Ultra Zenginler Vergilendirilmeli mi?

Ipsos‘un G20 ülkelerinde yaptığı ankete göre, insanların %67’si ekonomik eşitsizliğin çok fazla olduğunu; %70’i de ultra zenginlerin daha yüksek gelir vergisine tabi olması gerektiğini düşünüyor.
DÜNYA GENELİNDE sadece 3.000 kişi, toplamda 14.4 trilyon dolarlık bir servet biriktirmiş durumda. Bu tutar, küresel GSYİH’sinin %13’üne karşılık geliyor. Milyarderler, 1993'te küresel GSYİH’nin %3’ünden daha azını kontrol ederken, o zamandan beri hem servetlerinde hem de siyasi güçlerinde önemli bir artış yaşandı.

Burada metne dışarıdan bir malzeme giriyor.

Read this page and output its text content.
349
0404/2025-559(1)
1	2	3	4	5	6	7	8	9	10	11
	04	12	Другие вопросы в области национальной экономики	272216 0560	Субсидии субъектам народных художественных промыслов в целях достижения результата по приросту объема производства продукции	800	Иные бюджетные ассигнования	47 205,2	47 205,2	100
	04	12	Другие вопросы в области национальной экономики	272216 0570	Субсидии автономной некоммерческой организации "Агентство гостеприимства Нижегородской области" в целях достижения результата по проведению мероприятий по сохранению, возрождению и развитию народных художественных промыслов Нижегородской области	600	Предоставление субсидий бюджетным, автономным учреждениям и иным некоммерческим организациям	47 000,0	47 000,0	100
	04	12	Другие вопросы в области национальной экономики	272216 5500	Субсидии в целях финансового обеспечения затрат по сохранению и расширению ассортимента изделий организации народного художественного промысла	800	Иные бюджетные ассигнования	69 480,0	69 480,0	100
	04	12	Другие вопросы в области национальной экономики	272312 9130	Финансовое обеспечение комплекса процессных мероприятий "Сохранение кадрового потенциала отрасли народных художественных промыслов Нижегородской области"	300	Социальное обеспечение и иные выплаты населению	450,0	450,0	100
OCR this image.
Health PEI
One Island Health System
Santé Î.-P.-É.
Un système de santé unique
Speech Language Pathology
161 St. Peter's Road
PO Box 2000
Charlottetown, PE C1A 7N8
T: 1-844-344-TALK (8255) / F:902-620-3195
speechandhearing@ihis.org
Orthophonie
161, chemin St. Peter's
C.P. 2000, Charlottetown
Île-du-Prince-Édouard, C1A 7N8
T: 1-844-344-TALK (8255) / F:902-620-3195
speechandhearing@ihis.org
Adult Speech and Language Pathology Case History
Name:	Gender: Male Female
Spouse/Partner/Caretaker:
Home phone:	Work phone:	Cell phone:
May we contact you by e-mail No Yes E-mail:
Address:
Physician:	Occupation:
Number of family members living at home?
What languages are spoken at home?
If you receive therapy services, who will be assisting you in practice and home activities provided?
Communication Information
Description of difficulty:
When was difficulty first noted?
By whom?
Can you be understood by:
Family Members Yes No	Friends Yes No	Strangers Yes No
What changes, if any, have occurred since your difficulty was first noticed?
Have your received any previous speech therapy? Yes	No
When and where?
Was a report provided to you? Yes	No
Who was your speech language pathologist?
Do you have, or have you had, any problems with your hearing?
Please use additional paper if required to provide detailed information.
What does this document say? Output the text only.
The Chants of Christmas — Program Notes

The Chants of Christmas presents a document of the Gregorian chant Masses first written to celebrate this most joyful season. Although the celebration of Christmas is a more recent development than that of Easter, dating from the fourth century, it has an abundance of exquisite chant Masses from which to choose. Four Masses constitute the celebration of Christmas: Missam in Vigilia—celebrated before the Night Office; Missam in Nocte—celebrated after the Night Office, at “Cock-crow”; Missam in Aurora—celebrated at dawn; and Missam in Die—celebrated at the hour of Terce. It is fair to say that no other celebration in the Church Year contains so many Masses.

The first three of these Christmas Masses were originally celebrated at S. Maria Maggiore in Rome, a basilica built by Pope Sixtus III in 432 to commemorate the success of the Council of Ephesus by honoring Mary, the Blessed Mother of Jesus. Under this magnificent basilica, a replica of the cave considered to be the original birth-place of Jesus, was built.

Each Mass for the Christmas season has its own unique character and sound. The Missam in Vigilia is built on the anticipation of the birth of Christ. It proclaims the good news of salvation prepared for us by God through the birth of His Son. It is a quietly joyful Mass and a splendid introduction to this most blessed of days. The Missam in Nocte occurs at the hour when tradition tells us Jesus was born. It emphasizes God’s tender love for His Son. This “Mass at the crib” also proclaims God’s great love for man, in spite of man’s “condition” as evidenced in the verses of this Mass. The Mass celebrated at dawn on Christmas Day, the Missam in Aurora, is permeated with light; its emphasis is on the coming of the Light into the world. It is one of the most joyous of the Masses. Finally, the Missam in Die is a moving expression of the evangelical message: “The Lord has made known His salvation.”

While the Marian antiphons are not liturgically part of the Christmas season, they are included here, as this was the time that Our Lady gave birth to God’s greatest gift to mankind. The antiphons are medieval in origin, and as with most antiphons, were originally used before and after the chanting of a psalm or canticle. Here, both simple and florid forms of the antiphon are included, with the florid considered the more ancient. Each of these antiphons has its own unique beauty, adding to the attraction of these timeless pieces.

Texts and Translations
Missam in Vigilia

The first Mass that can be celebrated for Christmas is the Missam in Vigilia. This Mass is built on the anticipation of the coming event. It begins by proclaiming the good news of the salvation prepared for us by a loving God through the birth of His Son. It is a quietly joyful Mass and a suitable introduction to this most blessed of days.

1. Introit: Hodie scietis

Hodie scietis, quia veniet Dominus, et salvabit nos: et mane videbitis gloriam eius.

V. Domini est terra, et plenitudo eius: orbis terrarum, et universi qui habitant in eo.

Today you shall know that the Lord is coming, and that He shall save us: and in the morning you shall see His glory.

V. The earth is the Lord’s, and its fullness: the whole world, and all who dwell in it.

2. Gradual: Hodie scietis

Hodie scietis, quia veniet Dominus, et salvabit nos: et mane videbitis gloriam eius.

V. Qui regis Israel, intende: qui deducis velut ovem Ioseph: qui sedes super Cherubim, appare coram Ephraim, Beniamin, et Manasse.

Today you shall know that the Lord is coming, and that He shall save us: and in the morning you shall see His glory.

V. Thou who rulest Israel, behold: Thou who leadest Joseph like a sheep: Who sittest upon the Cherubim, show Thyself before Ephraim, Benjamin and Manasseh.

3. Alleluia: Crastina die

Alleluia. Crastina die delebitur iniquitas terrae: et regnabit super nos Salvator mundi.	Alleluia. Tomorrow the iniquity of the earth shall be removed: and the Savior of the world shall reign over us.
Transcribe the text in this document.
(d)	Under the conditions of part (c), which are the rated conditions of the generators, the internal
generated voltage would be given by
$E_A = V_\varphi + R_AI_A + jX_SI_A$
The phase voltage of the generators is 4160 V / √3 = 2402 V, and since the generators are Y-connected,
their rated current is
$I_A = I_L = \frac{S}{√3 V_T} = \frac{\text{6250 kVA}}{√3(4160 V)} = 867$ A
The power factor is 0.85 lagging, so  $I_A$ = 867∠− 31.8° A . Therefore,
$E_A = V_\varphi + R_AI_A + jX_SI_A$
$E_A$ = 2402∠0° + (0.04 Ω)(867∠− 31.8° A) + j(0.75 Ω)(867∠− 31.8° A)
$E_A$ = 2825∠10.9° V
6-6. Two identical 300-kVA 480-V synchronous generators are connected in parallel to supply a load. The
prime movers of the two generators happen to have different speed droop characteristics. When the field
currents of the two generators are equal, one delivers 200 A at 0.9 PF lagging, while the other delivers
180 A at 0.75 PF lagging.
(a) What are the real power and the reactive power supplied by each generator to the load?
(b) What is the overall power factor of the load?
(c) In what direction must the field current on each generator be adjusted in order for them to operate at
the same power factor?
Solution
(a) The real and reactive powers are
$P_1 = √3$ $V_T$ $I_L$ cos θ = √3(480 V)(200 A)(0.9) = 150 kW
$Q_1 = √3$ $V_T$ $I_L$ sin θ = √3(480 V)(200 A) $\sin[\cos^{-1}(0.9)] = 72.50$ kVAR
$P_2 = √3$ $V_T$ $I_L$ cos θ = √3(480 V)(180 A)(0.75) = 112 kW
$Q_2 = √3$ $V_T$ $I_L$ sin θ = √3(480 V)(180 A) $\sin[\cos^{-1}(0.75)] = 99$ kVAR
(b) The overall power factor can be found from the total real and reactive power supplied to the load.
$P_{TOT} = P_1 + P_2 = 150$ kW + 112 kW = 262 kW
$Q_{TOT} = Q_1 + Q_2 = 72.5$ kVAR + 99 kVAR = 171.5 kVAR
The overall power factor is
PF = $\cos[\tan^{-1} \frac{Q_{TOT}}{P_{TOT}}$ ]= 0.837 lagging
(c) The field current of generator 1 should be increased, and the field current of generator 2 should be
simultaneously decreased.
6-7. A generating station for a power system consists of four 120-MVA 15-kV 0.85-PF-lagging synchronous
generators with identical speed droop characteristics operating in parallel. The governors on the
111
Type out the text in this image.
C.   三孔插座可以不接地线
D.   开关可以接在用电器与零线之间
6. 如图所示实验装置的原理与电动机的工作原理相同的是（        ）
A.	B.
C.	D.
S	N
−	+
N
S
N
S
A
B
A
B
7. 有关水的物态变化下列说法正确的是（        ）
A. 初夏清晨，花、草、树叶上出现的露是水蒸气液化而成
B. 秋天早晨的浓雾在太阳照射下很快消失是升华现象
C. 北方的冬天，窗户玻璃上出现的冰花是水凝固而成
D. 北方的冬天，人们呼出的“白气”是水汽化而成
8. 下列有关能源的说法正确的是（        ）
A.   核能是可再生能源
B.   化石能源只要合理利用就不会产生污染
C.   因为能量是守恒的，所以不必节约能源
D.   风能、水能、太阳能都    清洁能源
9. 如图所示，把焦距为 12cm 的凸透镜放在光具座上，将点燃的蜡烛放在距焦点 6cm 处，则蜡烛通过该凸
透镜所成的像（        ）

Hangi ülkenin vatandaşı olursa olsun, ultra zenginlerin iki belirgin benzerliği bulunuyor: Büyük çoğunluğu erkek ve gelirlerine oranla, çalışanlarından ve genel olarak orta sınıf işçilerden çok daha az vergi ödüyorlar. Bu servet yoğunlaşması, küresel bir sorun hâline gelmiş durumda. Hatta o kadar kaygı verici ki, en gelişmiş ve gelişmekte olan ekonomilerden oluşan G20 topluluğu, bu sorunu ele alıyor.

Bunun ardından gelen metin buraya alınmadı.